On the part of the village it is contended that the state in the exercise of its police power may control the service rendered and to be rendered by a public utility, regardless of whether there is a contractual obligation to do so, and may compel a continuance of service after the obligation has terminated. We have examined the cases cited in support of this contention, but it is sufficient to say that in all of them there was either a direct obligation, which had not been fully discharged and which was not being performed, or there was an accepted franchise to supply all consumers of a certain locality and an omission to supply a portion thereof. Those cases *590present a very different principle and have no application to the instant case.

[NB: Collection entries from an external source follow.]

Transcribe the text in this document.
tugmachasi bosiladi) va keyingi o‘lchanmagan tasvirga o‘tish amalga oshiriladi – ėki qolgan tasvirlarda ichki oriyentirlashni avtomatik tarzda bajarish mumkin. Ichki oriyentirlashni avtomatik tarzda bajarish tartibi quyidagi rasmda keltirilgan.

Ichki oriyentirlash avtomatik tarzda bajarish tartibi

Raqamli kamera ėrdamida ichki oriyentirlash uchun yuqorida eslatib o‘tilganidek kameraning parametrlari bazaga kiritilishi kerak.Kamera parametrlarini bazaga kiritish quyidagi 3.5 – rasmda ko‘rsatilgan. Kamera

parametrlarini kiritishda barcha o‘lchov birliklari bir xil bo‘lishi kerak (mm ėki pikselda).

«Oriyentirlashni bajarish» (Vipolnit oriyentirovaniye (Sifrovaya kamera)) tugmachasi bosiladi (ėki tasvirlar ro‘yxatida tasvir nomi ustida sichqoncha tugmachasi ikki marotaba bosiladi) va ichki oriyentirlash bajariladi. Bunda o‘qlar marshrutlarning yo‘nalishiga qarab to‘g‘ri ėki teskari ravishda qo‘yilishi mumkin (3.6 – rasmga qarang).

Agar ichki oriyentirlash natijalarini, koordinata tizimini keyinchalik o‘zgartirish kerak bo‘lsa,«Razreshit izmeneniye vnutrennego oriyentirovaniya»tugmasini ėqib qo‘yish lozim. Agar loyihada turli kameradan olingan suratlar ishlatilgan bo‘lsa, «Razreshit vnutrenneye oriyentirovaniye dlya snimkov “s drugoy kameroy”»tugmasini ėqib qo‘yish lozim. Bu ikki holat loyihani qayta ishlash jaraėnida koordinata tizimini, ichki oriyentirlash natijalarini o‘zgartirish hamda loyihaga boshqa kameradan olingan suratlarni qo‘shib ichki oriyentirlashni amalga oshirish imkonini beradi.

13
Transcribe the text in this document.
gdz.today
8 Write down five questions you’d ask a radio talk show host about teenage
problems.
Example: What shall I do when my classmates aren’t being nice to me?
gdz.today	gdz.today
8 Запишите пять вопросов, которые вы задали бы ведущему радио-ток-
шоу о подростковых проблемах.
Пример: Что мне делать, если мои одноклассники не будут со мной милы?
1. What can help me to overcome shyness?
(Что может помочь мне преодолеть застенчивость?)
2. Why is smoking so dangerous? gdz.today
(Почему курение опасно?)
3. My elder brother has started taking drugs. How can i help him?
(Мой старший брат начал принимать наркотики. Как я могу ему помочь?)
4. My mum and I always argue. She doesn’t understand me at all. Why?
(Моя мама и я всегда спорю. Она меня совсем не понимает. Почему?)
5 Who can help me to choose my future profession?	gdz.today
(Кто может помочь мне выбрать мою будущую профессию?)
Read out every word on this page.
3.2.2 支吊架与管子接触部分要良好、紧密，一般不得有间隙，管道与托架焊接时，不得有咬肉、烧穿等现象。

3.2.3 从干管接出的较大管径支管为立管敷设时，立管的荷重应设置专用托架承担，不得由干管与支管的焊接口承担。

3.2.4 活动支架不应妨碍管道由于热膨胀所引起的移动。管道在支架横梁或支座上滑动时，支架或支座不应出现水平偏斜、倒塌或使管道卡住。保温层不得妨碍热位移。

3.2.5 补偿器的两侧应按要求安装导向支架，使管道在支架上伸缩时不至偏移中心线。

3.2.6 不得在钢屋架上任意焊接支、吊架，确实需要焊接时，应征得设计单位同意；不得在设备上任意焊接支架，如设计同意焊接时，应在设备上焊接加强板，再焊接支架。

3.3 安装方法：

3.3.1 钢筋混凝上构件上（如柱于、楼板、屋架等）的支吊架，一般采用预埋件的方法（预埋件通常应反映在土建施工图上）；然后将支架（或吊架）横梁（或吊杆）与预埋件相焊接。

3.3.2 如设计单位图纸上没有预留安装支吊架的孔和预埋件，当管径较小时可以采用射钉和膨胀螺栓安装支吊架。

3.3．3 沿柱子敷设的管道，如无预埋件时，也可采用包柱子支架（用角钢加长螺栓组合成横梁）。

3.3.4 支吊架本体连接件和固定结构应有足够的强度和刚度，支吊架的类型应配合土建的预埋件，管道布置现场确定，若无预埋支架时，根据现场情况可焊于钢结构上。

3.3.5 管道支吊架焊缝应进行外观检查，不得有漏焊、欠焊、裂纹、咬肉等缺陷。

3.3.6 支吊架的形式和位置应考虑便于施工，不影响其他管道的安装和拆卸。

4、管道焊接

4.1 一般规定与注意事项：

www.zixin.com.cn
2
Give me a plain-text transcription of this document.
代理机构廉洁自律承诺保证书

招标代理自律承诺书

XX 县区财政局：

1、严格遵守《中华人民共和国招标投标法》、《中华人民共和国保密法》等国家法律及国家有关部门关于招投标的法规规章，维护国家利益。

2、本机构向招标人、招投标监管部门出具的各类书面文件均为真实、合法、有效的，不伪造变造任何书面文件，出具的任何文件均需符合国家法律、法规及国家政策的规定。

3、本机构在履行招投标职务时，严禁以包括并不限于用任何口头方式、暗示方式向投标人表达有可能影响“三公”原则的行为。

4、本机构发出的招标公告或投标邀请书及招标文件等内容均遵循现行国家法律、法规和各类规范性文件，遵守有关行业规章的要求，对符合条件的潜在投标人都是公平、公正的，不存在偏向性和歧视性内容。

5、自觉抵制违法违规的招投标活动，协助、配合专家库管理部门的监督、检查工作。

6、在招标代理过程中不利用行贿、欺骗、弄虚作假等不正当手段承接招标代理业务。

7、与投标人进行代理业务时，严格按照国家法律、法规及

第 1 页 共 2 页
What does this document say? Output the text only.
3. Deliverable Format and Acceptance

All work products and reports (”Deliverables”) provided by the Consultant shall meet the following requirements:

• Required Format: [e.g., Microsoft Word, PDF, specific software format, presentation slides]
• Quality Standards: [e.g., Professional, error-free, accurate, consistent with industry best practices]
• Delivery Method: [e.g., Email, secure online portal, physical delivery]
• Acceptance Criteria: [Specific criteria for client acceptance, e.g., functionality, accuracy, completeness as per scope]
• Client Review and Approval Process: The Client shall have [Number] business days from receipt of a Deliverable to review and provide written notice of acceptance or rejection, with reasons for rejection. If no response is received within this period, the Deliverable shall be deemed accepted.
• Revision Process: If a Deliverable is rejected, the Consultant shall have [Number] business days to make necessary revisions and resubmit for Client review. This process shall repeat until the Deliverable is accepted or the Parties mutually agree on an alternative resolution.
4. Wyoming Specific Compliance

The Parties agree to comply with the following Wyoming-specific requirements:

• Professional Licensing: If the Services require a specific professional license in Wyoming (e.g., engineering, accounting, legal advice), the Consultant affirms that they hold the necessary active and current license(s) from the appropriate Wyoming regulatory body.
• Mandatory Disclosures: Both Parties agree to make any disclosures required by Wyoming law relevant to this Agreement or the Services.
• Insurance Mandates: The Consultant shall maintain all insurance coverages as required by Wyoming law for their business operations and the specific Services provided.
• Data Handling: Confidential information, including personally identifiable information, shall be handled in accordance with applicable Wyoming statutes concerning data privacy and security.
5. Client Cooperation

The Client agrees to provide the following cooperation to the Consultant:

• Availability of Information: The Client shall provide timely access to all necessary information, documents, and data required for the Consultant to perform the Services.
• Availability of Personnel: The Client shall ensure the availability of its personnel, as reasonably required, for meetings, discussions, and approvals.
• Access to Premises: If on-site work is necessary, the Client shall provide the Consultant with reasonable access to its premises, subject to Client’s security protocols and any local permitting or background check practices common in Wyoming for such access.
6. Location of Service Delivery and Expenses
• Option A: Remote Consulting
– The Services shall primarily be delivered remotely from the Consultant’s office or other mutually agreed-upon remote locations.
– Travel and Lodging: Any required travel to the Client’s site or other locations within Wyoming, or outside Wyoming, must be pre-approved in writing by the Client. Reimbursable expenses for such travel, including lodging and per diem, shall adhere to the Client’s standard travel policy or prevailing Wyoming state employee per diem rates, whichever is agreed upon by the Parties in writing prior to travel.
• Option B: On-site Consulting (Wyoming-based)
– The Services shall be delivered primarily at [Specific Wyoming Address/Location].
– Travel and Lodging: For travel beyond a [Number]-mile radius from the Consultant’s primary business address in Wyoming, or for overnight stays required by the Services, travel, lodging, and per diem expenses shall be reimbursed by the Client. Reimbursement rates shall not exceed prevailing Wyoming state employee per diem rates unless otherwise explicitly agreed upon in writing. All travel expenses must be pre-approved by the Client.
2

It is contended on the other hand by the gas companies that the provisions of Section 504-3, General Code, apply only to utilities under a valid legal obligation to furnish product or service, where, by reason of failure of supply, unprofitable operation, or otherwise, the utility asserts a reason for discontinuing. The gas companies further argue that this section does not supersede all other legislation upon the subject, and that the commission does not by virtue of that section have power to decree when utilities shall serve, or whom they shall serve, or the terms and conditions of service and the rates to be charged therefor. We find it unnecessary to determine these questions, because they do not arise in the instant case.
It is sufficient to say that the statute confers the jurisdiction upon the commission to ascertain the facts, and make its findings thereon, and if the facts satisfy the commission that the proposed abandonment, withdrawal or closing is reasonable the application may be granted.
In this case its jurisdiction was invoked and the order was reasonable.-
We therefore find that the order, of the commission is not contrary to law, but that on the contrary it is both reasonable and lawful. Its order will therefore be affirmed.
Order affirmed.
Hough, Robinson, Jones and Matthias, JJ., concur. Wanamaker, J., dissents.